Every Gemeindebau had large bold letters on its façade showing the dates of construction and many were listed as protected sites. These buildings quickly entered popular Viennese culture, appearing in books, films and TV series. There are love songs featuring them, notably “Die Blume aus dem Gemeindebau” by the Schlager musician Wolfgang Ambros, which includes the line: “Without you this building would be so grey.”
The authorities have continued building Gemeindebau apartments to this day, albeit with a short break between 2006 and 2015, and have also kept the tradition of naming blocks after eminent public figures. With a rent cap of €7.50 per square metre, this means that, in 2018, more than 60 per cent of Vienna’s population lived in subsidised housing – both Gemeindebau and partly city-funded co-operatives such as the Alterlaa complex accommodating 10,000 people. It’s an impressive achievement that has been more than 100 years in the making. Though waiting lists vary widely, the city is ensuring that Gemeindebau apartments are available in the future: recent legislation has stipulated that two thirds of all newly designated residential land be zoned for social housing. But it is the avoidance of ghettoisation and encouragement of social cohesion that Vienna’s politicians are most proud of. “It’s paramount that there are Gemeindebau in every district, including inner districts,” says Georg Niedermühlbichler, a socialist member of Vienna’s city parliament and president of the Austrian tenant association. “Because Vienna can offer so many flats of this type, we can give them not only to the poor, as many other cities do, but create a wider social mix. It’s normal for a labourer to live nextdoor to a bank manager.”
“It is the dream of every artist to live in a ‘Gemeindebau’, not only because it’s cheap but because the rent doesn’t change”
This social mix is helped by a real sense of community among residents: many buildings come with shared spaces used for anything from drawing and clay modelling to dance classes.

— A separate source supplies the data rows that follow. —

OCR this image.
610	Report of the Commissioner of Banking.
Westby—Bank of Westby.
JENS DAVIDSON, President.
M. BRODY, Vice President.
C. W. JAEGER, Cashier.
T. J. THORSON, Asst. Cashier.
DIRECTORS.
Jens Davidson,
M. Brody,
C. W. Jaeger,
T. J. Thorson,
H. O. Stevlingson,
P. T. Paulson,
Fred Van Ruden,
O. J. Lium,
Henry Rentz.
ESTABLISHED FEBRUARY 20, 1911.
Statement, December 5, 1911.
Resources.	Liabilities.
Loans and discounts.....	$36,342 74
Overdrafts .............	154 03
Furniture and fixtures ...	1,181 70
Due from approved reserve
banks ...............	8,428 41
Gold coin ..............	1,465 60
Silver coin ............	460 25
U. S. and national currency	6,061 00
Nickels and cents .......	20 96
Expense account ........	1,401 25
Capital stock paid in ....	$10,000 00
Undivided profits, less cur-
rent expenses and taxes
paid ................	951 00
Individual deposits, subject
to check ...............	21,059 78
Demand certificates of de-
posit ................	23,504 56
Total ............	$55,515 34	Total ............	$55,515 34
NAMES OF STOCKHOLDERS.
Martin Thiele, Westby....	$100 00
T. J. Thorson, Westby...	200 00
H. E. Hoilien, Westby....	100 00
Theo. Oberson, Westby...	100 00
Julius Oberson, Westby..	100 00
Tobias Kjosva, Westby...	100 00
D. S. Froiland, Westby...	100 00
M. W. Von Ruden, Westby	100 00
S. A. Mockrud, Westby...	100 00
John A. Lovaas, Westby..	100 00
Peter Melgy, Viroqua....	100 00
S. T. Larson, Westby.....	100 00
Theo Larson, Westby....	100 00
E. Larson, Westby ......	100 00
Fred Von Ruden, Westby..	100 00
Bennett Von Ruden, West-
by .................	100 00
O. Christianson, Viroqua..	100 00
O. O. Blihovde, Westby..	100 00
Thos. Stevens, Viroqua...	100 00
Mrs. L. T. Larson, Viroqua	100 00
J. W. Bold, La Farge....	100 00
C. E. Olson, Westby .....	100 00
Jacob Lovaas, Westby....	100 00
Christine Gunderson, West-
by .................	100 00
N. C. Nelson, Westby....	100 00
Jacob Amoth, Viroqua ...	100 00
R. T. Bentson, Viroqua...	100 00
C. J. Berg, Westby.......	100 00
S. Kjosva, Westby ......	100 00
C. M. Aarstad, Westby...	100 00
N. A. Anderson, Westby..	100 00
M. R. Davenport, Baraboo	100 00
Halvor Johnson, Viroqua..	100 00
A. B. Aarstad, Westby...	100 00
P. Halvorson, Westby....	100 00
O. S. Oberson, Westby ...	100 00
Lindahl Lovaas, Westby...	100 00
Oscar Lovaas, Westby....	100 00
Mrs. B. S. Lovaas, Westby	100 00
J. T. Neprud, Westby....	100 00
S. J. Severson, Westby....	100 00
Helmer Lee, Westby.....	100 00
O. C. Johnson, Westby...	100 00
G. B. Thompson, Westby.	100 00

There is also a comparatively high-income upper limit for applicants: €47,210 a year for one person, and €70,340 for two people. Once residents are in, authorities never check on their salaries again. For many with lower incomes, a Gemeindebau flat is the only possibility for leading an independent life.
Esther Fiebinger is an artist and single mother who grew up in the Rabenhof, a labyrinth of interconnected blocks and courtyards a short walk from Prater park. She still lives in the same flat. “It is the dream of every artist to live in a Gemeindebau, not only because it’s cheap but because the rent doesn’t change,” says Fiebinger. “I pay the same rent as my mother did 25 years ago.”
For Gabrielle Bös, too, social housing is a lifeline. Now retired, she lives with her husband in Vienna’s newest Gemeindebau in the far-flung 23rd district. “I find this super,” she says with typical Viennese flair as she gestures towards the wide green expanses where her puppy Jesse can enjoy freedom and fresh air.
The City of Vienna spends some €183m a year on the upkeep of its Gemeindebau stock, with millions more earmarked for new developments: at least 18 estates will be built before 2026, to high design and environmental specifications. Whatever its political affiliation, the city government has remained largely socialist since Red Vienna, although coalitions have included green, conservative and liberal parties. Vienna’s authorities consider affordable housing a basic human right.
Niedermühlbichler of the Austrian tenant association thinks that this is a model other cities should follow. “Many international delegations come to see how we do it,” he says. “But this success story has only been possible thanks to our history and housing traditions.”